The $150 service fee will ONLY fix your phone if you have a gray bar at the top, and if you have repeatedly dropped your phone.
Probably, this is NOT the problem.
ALL iPhone users that I have talked with suffer from Touch Disease. Most do not have the gray bar at the top of their phone. Paying the $150 will not fix your phone unless you have this gray bar.
My iPhone 5 suffered from Touch Disease. My brand new iPhone 6 Plus suffered from Touch Disease the moment it came out of the box, new. My iPhone 7 suffered from Touch Disease the moment it came out of the box. I never dropped my phone. My brand new, just unwrapped from the factory box iPhones have suffered from Touch Disease.
My theory is that there are two types of Touch Disease. The kind that is caused from dropping and that leaves this gray box at the top, and the other kind of Touch Disease that affects everybody’s iPhone and that is a bug in Apple’s software.

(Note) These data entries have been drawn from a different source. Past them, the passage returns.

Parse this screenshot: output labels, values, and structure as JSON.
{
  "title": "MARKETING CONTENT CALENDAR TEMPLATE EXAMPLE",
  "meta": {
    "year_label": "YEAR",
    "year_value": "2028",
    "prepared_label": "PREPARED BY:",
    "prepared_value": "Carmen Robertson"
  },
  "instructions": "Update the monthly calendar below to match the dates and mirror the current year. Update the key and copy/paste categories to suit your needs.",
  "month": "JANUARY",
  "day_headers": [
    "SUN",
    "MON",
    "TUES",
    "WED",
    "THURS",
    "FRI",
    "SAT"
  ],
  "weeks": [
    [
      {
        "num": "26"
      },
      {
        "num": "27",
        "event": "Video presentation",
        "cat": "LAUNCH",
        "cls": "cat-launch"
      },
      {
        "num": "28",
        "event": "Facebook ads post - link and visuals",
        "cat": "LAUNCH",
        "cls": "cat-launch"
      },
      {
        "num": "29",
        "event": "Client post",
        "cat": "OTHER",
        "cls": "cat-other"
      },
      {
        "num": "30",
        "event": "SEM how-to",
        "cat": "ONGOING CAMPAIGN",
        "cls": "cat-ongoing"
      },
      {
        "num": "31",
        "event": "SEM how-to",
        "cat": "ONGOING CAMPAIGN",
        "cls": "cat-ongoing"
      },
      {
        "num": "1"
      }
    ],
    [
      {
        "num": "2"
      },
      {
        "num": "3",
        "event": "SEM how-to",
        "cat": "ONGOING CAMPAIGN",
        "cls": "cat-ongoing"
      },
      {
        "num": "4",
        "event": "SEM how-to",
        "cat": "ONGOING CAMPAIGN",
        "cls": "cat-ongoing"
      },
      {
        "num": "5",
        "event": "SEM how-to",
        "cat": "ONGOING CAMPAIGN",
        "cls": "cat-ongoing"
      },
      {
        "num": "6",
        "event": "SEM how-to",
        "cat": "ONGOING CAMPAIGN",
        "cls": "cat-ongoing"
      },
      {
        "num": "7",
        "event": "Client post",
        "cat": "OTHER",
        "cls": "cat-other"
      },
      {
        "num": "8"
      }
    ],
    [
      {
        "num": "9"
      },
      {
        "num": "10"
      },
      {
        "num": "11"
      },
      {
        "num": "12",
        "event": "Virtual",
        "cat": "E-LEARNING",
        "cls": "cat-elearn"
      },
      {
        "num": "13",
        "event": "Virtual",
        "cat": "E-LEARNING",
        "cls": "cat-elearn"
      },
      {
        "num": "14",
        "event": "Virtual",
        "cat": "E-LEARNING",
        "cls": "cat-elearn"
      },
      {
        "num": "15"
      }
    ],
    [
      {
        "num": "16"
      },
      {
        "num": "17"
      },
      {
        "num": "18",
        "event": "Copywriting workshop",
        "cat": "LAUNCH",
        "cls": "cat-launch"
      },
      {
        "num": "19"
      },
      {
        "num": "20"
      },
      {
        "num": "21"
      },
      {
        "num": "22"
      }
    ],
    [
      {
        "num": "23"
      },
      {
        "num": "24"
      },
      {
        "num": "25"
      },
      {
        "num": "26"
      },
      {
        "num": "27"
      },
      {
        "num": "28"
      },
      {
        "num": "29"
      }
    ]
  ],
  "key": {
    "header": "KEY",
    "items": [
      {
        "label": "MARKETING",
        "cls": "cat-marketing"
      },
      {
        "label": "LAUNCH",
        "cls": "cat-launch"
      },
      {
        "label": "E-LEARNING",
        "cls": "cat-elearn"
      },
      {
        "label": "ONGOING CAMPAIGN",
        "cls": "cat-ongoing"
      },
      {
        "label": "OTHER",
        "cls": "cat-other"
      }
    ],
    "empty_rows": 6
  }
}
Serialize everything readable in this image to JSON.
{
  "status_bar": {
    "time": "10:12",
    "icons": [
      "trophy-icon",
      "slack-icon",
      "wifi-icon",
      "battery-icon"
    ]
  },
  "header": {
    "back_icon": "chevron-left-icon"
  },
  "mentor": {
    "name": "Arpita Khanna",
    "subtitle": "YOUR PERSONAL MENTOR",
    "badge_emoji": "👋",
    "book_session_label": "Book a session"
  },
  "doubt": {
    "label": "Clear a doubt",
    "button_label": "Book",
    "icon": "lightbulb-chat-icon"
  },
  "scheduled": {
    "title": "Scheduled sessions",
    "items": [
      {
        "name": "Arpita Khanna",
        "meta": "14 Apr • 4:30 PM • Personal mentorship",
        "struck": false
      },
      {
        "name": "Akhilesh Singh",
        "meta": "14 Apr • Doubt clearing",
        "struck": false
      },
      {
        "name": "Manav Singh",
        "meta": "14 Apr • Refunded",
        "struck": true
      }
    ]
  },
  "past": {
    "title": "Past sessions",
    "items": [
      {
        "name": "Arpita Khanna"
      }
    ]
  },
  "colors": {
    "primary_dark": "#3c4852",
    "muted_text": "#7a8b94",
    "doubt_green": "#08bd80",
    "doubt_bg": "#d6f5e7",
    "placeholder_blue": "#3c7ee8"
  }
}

So, if you are thinking of paying $150 to be able to reliably answer your iPhone, then you should think again. Chances are that unless you have dropped your phone and see that gray box at the top of the screen you will still have Touch Disease even after the $150 repair.
As I said, I think Apple has a serious software bug.
What might that bug be?
My best guess is that it is the iPhone doing memory compaction and garbage collection. When a call comes in it needs to swap a lot of stuff out and bring in the UI code. This can take 10~30 seconds. My guess is that while this is happening the entire phone is deadlocked and unresponsive.
The reason that I think this is because if you continue to swipe your finger to try to answer the call, eventually after 5~8 attempts you will be able to do so. Eventually the phone comes back to life. So the phone just seems busy doing something for a while.
I have reported this to Apple and the engineers there have secretly confided in me that it happens to them, too.
I contacted somebody on Tim Cook’s executive staff and they assured me that there is no such problem and that all I needed to do was to factory reset my phone and delete all of my data and rebuild it from scratch. Sadly, since I am unwilling to factory reset my phone, delete everything on it, and then restore each app individually (not from a backup) they apologize that there is nothing that they can do for me because I won’t “cooperate”.
So there you have it: The Apple MBA Talking Heads say there is no problem and I need to factory reset my phone. The old-time Apple engineers agree it happens to them.
This is what happens when you let MBA-tyes take over a company.